Uma vez era todo o povo de Infias que se juntara para o desafiar, raivosos por uma questão de mulheres de que o Manoel era afortunado protogonista, e que elle enfiara pela serra abaixo—que até parecia que o vento os levava.
«Ó Manoel, lembras-te?...
«E daquella vez na romaria da Senhora dos Verdes?...
«E na feira, quando foi da compra dos meus bois?!...
As perguntas, as respostas, as diferentes versões e comentarios, envolviam o Manoel num côro de louvôres, que elle recebia mal disfarçando a vaidade num meio sorriso modesto emquanto ia enrolando o cigarro entre os dedos fortes onde brilhava um anel de cobra, o encanto e a inveja dos mais rapazes.{40}
No jogo da bola, ao domingo, no terreiro da igreja, nenhum o excedia, como ninguem era capaz de o vencer numa partida de chinquilho ou no jogo do pau. Um valentão, um rapaz ás direitas, sempre pronto a fazer um favôr, riso franco, coração nas mãos para os amigos; ninguem emfim mais digno da estima dos seus patricios e ninguem que de facto fosse mais estimado do que o Manoel da Clara.

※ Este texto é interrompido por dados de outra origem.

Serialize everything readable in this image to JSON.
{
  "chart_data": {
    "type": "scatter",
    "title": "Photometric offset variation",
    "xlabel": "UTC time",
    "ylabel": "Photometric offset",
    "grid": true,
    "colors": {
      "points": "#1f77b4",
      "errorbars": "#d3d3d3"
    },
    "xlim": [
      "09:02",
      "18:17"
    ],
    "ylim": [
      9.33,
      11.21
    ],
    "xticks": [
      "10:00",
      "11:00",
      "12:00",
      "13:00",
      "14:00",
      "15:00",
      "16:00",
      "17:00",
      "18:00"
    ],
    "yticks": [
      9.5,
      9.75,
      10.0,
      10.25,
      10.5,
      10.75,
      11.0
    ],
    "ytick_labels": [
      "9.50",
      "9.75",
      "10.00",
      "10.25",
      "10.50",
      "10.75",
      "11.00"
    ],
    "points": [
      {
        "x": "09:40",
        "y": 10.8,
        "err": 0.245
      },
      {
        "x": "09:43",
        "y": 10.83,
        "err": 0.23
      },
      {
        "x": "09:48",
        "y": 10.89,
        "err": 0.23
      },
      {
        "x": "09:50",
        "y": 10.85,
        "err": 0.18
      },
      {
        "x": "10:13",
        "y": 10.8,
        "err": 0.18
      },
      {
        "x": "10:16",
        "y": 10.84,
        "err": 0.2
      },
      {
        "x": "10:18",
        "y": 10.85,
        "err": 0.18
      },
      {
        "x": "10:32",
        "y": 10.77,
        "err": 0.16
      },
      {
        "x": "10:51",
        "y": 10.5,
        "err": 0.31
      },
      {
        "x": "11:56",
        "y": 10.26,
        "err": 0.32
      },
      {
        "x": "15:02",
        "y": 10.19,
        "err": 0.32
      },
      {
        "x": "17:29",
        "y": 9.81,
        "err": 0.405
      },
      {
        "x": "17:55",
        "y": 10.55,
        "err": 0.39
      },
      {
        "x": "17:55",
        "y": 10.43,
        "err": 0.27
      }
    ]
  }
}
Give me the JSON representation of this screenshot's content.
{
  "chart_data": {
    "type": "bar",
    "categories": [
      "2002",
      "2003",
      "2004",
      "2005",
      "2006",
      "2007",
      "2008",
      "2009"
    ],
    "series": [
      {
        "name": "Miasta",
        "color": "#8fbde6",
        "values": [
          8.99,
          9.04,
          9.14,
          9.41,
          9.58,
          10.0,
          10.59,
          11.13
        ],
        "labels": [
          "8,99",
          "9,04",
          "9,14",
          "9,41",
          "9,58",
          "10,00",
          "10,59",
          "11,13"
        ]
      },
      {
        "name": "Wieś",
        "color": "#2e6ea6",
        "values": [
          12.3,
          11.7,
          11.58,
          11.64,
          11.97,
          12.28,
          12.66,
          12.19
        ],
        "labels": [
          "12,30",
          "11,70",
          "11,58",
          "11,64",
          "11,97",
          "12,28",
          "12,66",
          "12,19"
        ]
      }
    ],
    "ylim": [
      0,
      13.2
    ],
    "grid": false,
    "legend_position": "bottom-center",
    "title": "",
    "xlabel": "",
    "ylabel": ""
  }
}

Álêm de todos estes merecimentos fisicos, que o superiorisavam, ainda era senhor de algumas belgas, e unico herdeiro da meação da mãe, a viuva do Rezadeira, que ajuntara o seu peculiosito na casa dos fidalgos. E era uma mulher de trabalho, a velha Clara do Rezadeira, que só tinha olhos e coração para o filho, o seu enlevo e orgulho. Primeiro do que ninguem, como o galo da manhã, saltava da cama, onde a asfixia dum coração emperrado mal a deixava socegar, e começava a labuta de todos os dias: amassando o pão, chegando ao forno a prevenir a forneira, cosinhando a vianda para os cevados, chamando a gente para o trabalho, despachando serviço, ralhando com um, combinando com outro, e sem nunca perder de vista a panela onde se cosiam as batatas para o caldo verde que o seu Manoel havia de comer antes de sahir,{41} na sua tigela bem meada de brôa. Mal elle aparecia, ainda espreguiçando-se e os olhos mal abertos mas já risonho e feliz como soberano que se julga crédor de todos os afétos e homenagens, a vélhota aprontava tudo num ápice, rindo e ralhando num visivel contentamento de quem se revia no rapagão, que era o seu filho.
É claro que não havia rapariga na aldeia e arredores á qual não agradasse a ideia de poder vir a sêr a mulher estimada do Manoel, a senhora do seu coração e do rico bragal de linho que a velha mãe guardava avaramente nos grandes arcazes de madeira de fóra, grossamente chapeados de ferro.
Elle ria-se com todas, o patife, querendo gosar o mais possivel a sua situação de desejado, sem até ahi mostrar preferencias comprometedoras por nenhuma.
Mas, entre todas, havia duas que nos últimos tempos mais preocupavam o Manoel, com grande contentamento da mãe que ansiava por o vêr casado com rapariga que fosse do seu calhar:—só assim morreria descansada, pois uma cabeça alevantada como a delle precisava bem do arrimo duma bôa mulher de trabalho.